Folgendes Szenario: Ein philosophisch interessierter Mann forscht in der Tiefe seines Geistes und gelangt dabei zu der Erkenntnis: unsere Erde muß die Form eines Tetraeders haben. Dies begründet er mit seines Geistes logischen Erwägungen (wir wollen nicht näher auf seine Gedankengänge eingehen). Er schreibt sein Wissen darüber nieder und, weil er ein charismatischer Mensch ist, gelingt es ihm, seine Erkenntnis unter das Volk zu bringen. Seine Lehre verbreitet sich schnell und schon bald geben auch seine Schüler überzeugt sein Wissen weiter. Es finden sogar regelmäßig spirituelle Versammlungen in extra errichteten tetraedrisch geformten Gebäuden statt, mit dem Ziel, die Ursachen seiner Erkenntnisgewinnung nachzuvollziehen und zu erleben. Einigen der Teilnehmer gelingt das ihrer Aussage nach sogar im Trance-Zustand. Jedenfalls wird es unumstößliche Tatsache, daß die Erde ein Tetraeder ist, auf welchen die 4 Weltreiche Umbrien, Oradien, Eposcha und Algamera je eine der vier Flächen bewohnen.

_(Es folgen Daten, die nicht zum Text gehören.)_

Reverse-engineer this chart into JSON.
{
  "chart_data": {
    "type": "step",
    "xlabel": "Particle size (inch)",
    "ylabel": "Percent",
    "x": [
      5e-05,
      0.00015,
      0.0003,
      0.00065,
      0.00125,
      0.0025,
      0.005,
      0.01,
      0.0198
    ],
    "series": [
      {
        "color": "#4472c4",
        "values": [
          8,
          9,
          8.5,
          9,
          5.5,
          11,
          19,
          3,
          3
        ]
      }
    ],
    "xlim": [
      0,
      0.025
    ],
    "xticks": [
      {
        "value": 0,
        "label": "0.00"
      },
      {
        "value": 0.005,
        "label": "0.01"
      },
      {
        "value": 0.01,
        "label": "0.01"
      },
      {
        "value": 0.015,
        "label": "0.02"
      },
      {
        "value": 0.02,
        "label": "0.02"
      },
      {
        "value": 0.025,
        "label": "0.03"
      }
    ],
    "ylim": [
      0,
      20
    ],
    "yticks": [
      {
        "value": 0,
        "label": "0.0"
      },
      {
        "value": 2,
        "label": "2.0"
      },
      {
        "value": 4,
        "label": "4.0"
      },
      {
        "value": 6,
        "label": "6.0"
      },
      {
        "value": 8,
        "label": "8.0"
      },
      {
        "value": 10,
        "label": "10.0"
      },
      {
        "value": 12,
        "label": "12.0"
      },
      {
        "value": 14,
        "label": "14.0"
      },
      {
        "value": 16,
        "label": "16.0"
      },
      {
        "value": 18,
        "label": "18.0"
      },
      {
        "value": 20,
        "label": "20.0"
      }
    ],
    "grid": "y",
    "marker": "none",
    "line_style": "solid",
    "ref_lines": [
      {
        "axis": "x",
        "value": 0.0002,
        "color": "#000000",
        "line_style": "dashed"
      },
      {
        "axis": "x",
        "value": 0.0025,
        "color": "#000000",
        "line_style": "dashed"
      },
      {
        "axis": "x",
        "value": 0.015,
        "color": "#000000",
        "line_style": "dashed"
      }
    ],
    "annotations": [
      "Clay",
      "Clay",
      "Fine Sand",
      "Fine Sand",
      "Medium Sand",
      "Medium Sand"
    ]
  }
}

Nun passiert, daß nach vielen, vielen Jahren einer der Nachfolger unseres Philosophen eines Abends bei Betrachtung des Sonnenuntergangs an der Küste Umbriens bemerkt, daß sich am Horizont die Wasseroberfläche des Meeres wölbt, wie die Rundung eines Kreises. Er schließt daraus, daß sich der Begründer der Lehre wohl geirrt haben muß, denn die Erde kann wegen der gewölbten Erscheinung des Horizontes NIE ein Tetraeder sein, denn, wäre sie ein Tetraeder, wäre der Horizont gerade wie die Kante des Körpers. Aufgeregt beschließt er, der Welt nun von dessen Irrtum zu berichten, denn die Erde ist ja eine Scheibe.

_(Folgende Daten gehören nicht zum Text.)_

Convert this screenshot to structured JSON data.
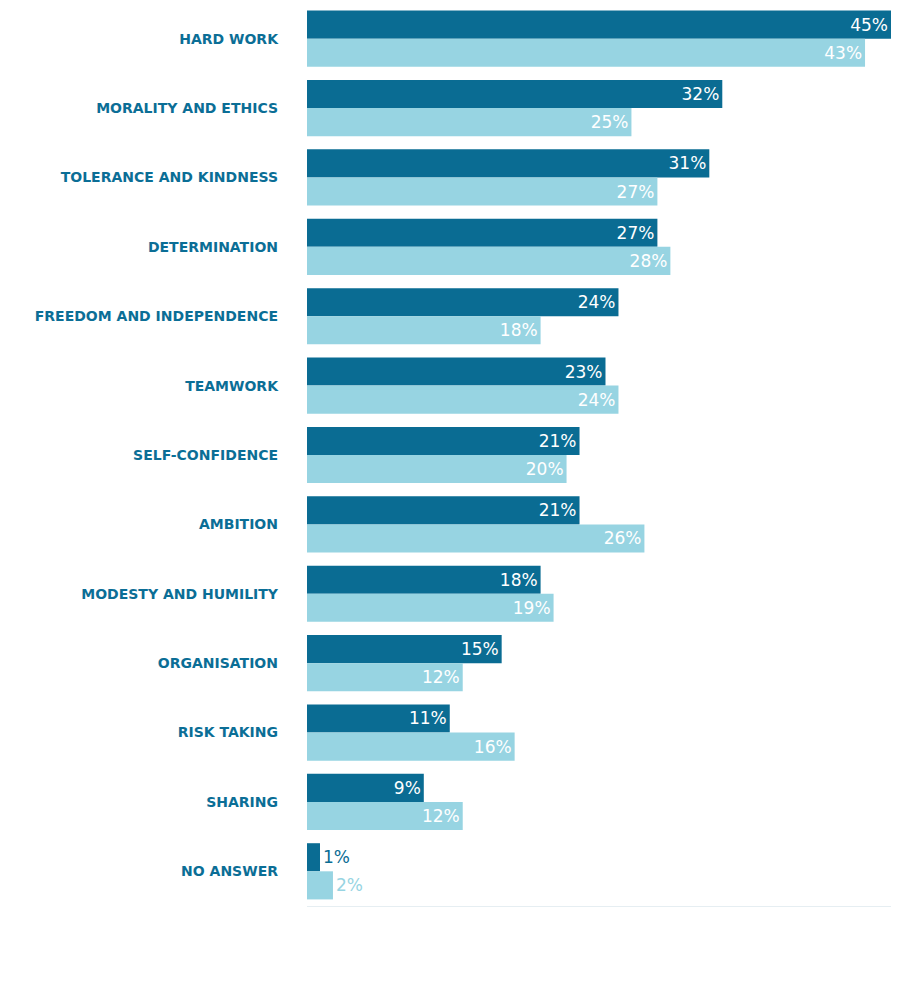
{
  "chart_data": {
    "type": "bar",
    "orientation": "horizontal",
    "categories": [
      "HARD WORK",
      "MORALITY AND ETHICS",
      "TOLERANCE AND KINDNESS",
      "DETERMINATION",
      "FREEDOM AND INDEPENDENCE",
      "TEAMWORK",
      "SELF-CONFIDENCE",
      "AMBITION",
      "MODESTY AND HUMILITY",
      "ORGANISATION",
      "RISK TAKING",
      "SHARING",
      "NO ANSWER"
    ],
    "series": [
      {
        "color": "#0a6c93",
        "values": [
          45,
          32,
          31,
          27,
          24,
          23,
          21,
          21,
          18,
          15,
          11,
          9,
          1
        ],
        "value_labels": [
          "45%",
          "32%",
          "31%",
          "27%",
          "24%",
          "23%",
          "21%",
          "21%",
          "18%",
          "15%",
          "11%",
          "9%",
          "1%"
        ]
      },
      {
        "color": "#97d4e2",
        "values": [
          43,
          25,
          27,
          28,
          18,
          24,
          20,
          26,
          19,
          12,
          16,
          12,
          2
        ],
        "value_labels": [
          "43%",
          "25%",
          "27%",
          "28%",
          "18%",
          "24%",
          "20%",
          "26%",
          "19%",
          "12%",
          "16%",
          "12%",
          "2%"
        ]
      }
    ],
    "xlim": [
      0,
      45
    ],
    "data_labels": true,
    "tick_labels": "y",
    "grid": false
  }
}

Wie, glauben Sie, geht unsere Geschichte weiter?
Inzwischen gibt es schon viele Professoren und Gelehrte, deren Fähigkeiten in der Berechnung des Umfanges und Volumens des Erdtetraeders bestehen. Folgten sie den neuen Erkenntnissen an, gäben sie zu, daß auch sie sich bisher irrten.

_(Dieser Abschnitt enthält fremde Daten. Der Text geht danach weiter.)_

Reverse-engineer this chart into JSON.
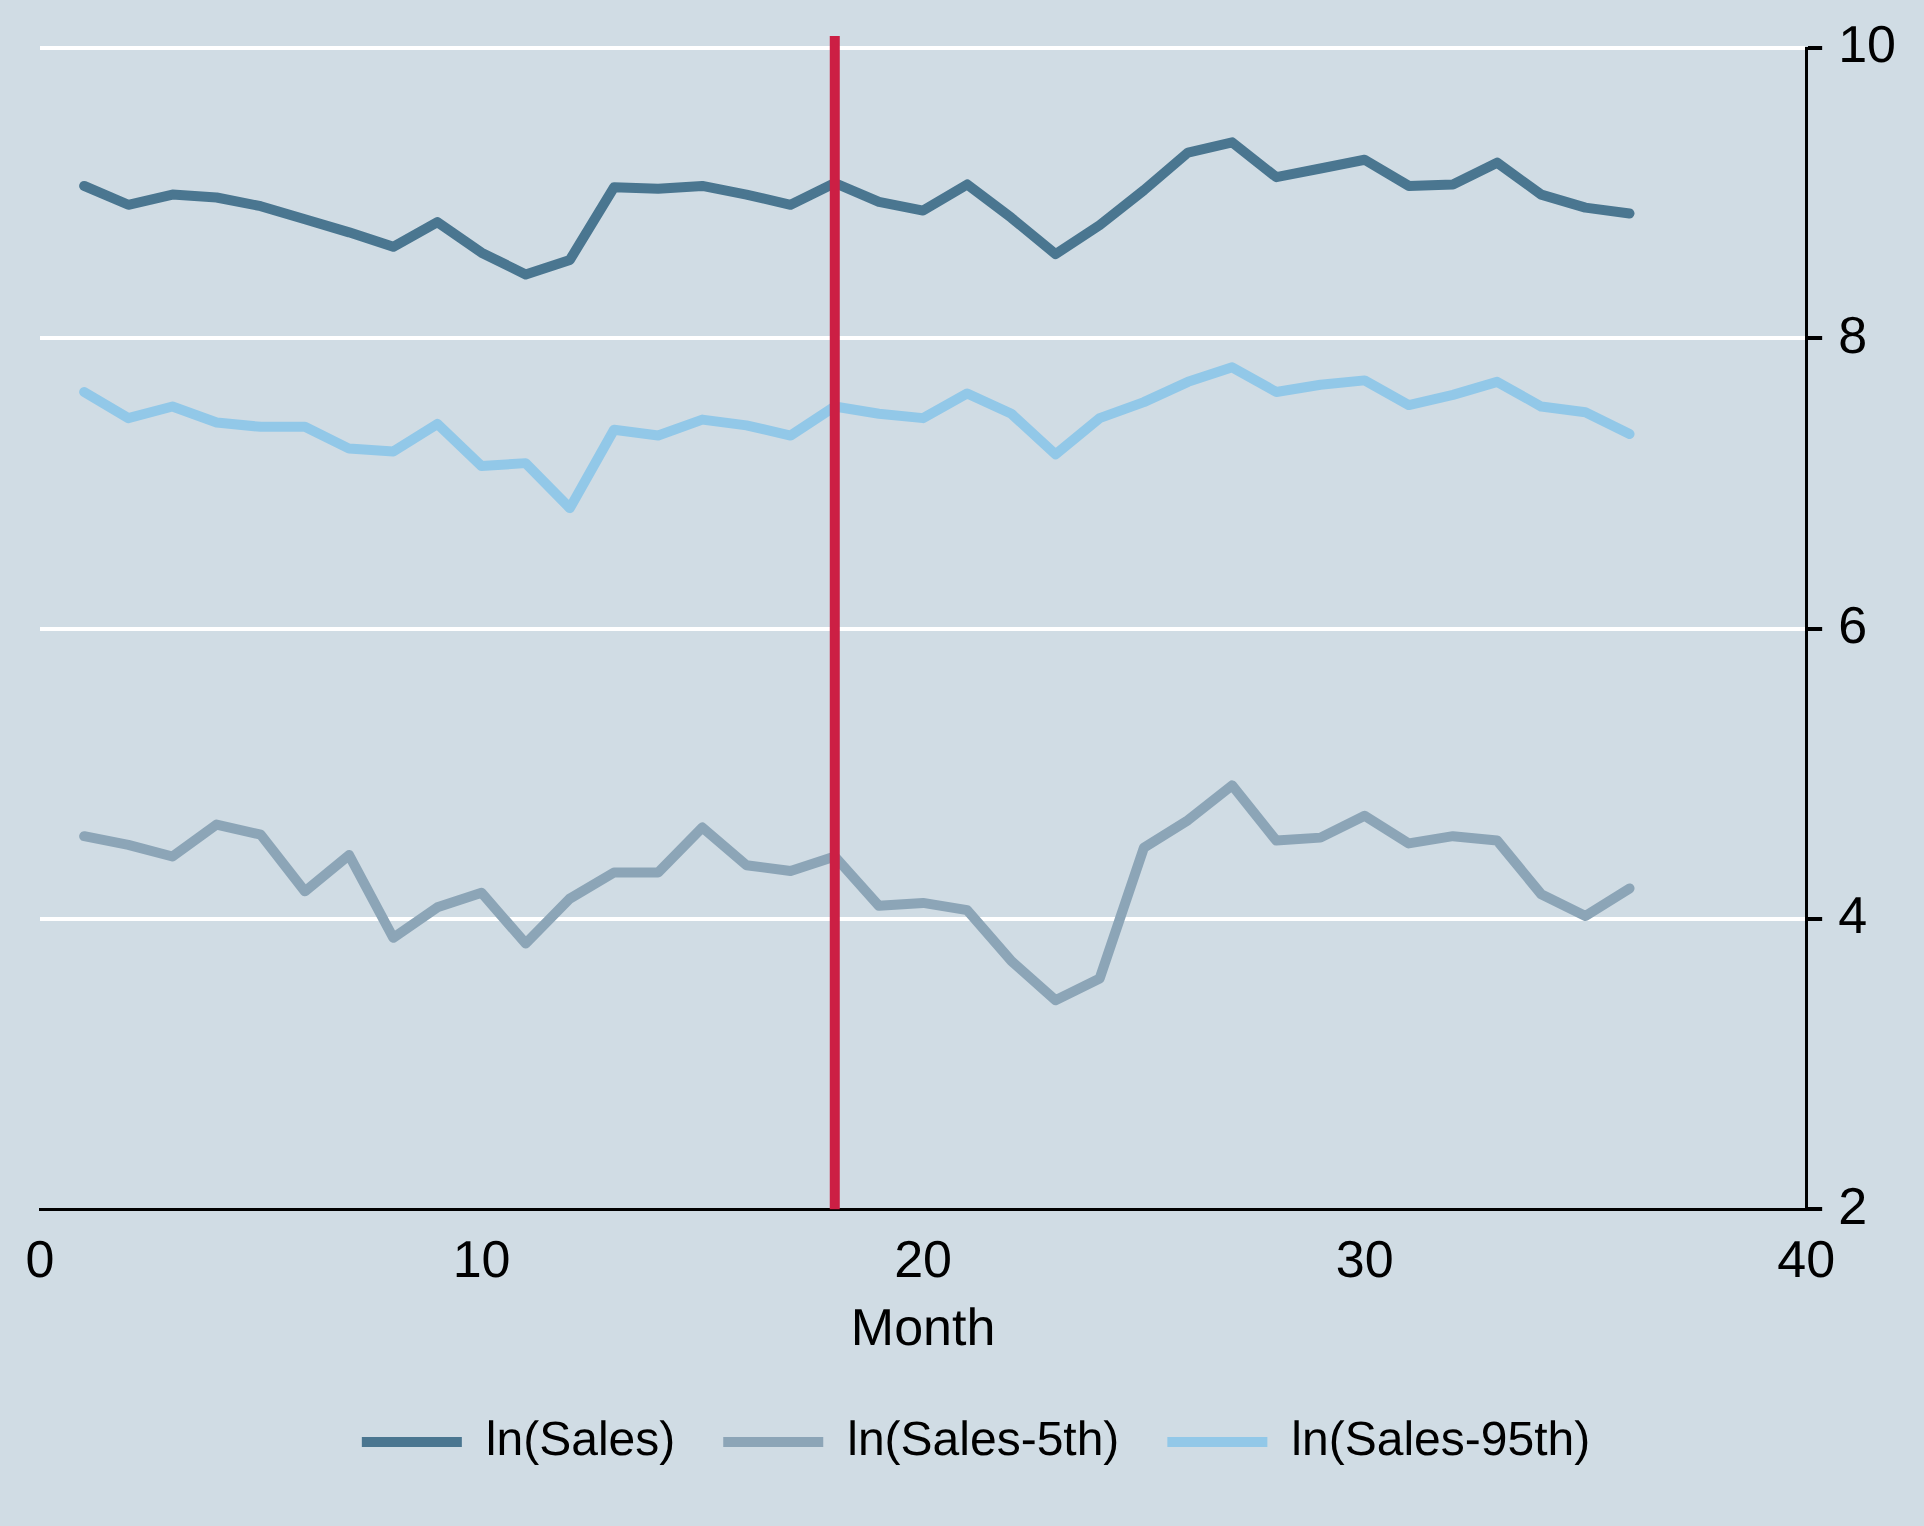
{
  "chart_data": {
    "type": "line",
    "xlabel": "Month",
    "x": [
      1,
      2,
      3,
      4,
      5,
      6,
      7,
      8,
      9,
      10,
      11,
      12,
      13,
      14,
      15,
      16,
      17,
      18,
      19,
      20,
      21,
      22,
      23,
      24,
      25,
      26,
      27,
      28,
      29,
      30,
      31,
      32,
      33,
      34,
      35,
      36
    ],
    "series": [
      {
        "name": "ln(Sales)",
        "color": "#4a7690",
        "values": [
          9.05,
          8.92,
          8.99,
          8.97,
          8.91,
          8.82,
          8.73,
          8.63,
          8.8,
          8.59,
          8.44,
          8.54,
          9.04,
          9.03,
          9.05,
          8.99,
          8.92,
          9.07,
          8.94,
          8.88,
          9.06,
          8.83,
          8.58,
          8.78,
          9.02,
          9.28,
          9.35,
          9.11,
          9.17,
          9.23,
          9.05,
          9.06,
          9.21,
          8.99,
          8.9,
          8.86
        ]
      },
      {
        "name": "ln(Sales-5th)",
        "color": "#8ca5b7",
        "values": [
          4.57,
          4.51,
          4.43,
          4.65,
          4.58,
          4.19,
          4.44,
          3.87,
          4.08,
          4.18,
          3.83,
          4.14,
          4.32,
          4.32,
          4.63,
          4.37,
          4.33,
          4.43,
          4.09,
          4.11,
          4.06,
          3.71,
          3.44,
          3.59,
          4.49,
          4.68,
          4.92,
          4.54,
          4.56,
          4.71,
          4.52,
          4.57,
          4.54,
          4.17,
          4.02,
          4.21
        ]
      },
      {
        "name": "ln(Sales-95th)",
        "color": "#92c8e8",
        "values": [
          7.63,
          7.45,
          7.53,
          7.42,
          7.39,
          7.39,
          7.24,
          7.22,
          7.41,
          7.12,
          7.14,
          6.83,
          7.37,
          7.33,
          7.44,
          7.4,
          7.33,
          7.53,
          7.48,
          7.45,
          7.62,
          7.48,
          7.2,
          7.45,
          7.56,
          7.7,
          7.8,
          7.63,
          7.68,
          7.71,
          7.54,
          7.61,
          7.7,
          7.53,
          7.49,
          7.34
        ]
      }
    ],
    "xlim": [
      0,
      40
    ],
    "xticks": [
      0,
      10,
      20,
      30,
      40
    ],
    "ylim": [
      2,
      10
    ],
    "yticks": [
      2,
      4,
      6,
      8,
      10
    ],
    "ref_lines": [
      {
        "axis": "x",
        "value": 18,
        "color": "#cc1f44"
      }
    ],
    "grid": "y",
    "legend": "bottom",
    "marker": "none",
    "line_style": "solid"
  }
}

Das wäre ja nicht so schlimm, sorgten diese Gelehrten in der Vergangenheit nicht dafür, daß jedermann die Wahrheit vom Tetraeder anerkennen mußte. Den Gelehrten wurde sogar eine Steuer zugestanden, die Tetraeder-Steuer, von der sie bisher sehr gut lebten. Eine Änderung der Lehre stieße ihre Autorität um. Sie müßten um ihre gesellschaftliche Stellung fürchten. Diese Nutznießer werden sich wehement gegen die neuen Erkenntnisse wehren und weiterhin nach Beweisen der alten Theorie suchen. Ja, sie werden sogar gewalttätig. Sie grenzen den Forscher gesellschaftlich aus, erklären ihn für geisteskrank, trachten ihm nach seinem Leben. Bei Androhung der Todesstrafe und der ewigen Verdammnis verbieten sie jedem Menschen, die herrschende Lehre vom Tetraeder anzuzweifeln.
Die Bevölkerung Umbriens sähe dabei nicht teilnahmslos zu. In dem Augenblick, da sie merkt, daß sie jahrelang gewaltsam betrogen wurde, ist sie offen für Kampagnien gegen das Establishment. Sie läßt sich nun leichter durch Gegenkräfte in Bewegung setzen, folgt neuen Führern.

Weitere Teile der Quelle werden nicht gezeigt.